L’entreprise et le droit social: être à jour, une obligation constante

Le 2 avril 2015

Nul n’est censé ignorer la loi. Ce principe constamment opposé aux justiciables que sont les entreprises leur impose de s’informer, sauf à en assumer les conséquences. La réalité se heurte cependant à pléthore d’arrêts rendus par les juridictions, dont les solutions sont rétroactives, et à la boulimie législative et règlementaire qui ne faiblit pas, au risque pour les employeurs d’être surpris par une solution inédite, voire surprenante. Trois illustrations récentes.

1. Les « régimes » de prévoyance viennent de subir deux réformes importantes : en premier lieu, l’application de trois décrets (n°2012-25 du 9 janvier 2012, n° 2014-786 du 8 juillet 2014 et n°2014-1025 du 8 septembre 2014) sur le caractère collectif et obligatoire des dispositifs, en deuxième lieu, des entreprises qui dépendaient d’une convention collective désignant un organisme assureur obligatoire pensaient pouvoir lui échapper au 1er janvier 2016 : rien n’est moins sûr, la cour de cassation ayant maintenu ces clauses, a minima pour la durée résiduelle de la désignation de l’assureur.
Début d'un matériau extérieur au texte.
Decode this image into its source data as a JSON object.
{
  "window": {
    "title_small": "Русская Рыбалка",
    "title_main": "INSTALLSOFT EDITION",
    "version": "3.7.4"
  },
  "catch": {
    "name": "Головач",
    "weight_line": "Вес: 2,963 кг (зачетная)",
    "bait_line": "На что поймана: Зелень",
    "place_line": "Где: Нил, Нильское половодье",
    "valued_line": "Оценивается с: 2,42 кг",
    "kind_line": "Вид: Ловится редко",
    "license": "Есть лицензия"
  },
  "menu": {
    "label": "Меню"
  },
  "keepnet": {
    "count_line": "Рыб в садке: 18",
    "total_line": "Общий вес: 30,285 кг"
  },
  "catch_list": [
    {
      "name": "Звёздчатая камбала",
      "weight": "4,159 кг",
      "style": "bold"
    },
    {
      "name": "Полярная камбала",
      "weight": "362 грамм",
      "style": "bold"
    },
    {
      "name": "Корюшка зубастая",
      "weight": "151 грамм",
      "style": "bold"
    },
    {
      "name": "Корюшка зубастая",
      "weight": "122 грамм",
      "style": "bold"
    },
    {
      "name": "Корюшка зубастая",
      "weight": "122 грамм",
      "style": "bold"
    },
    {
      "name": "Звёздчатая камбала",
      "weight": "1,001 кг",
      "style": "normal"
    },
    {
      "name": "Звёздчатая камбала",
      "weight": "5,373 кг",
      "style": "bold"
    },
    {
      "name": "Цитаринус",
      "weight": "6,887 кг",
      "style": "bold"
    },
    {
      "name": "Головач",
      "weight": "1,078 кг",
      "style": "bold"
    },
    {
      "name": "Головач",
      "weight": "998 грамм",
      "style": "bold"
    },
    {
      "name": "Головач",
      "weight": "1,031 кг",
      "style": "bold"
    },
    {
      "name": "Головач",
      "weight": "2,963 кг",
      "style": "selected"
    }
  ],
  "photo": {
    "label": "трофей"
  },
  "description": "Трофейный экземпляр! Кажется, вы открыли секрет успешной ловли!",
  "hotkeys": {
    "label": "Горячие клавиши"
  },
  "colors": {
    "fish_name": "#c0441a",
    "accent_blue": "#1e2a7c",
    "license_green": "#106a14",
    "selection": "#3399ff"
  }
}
Ces entreprises pensaient en avoir fini avec la prévoyance ? Grave erreur ! Deux nouveautés surviennent : à la généralisation de la mutuelle dans les entreprises (Loi n°2013-504 du 14 juin 2013 et décret précité n°2014-1025 du 8 septembre 2014) il faut (décret n°2014-1374 du 18 novembre 2014), ajouter sa mise en conformité avec ce qu’il est convenu d’appeler le cahier des charges des contrats responsables. La sanction est toujours la même : la réintégration des cotisations patronales dans l’assiette des cotisations de sécurité sociale et, deuxième effet, la reprise d’une partie de la réduction générale de cotisations dite "réduction Fillon ». L’ignorance est couteuse.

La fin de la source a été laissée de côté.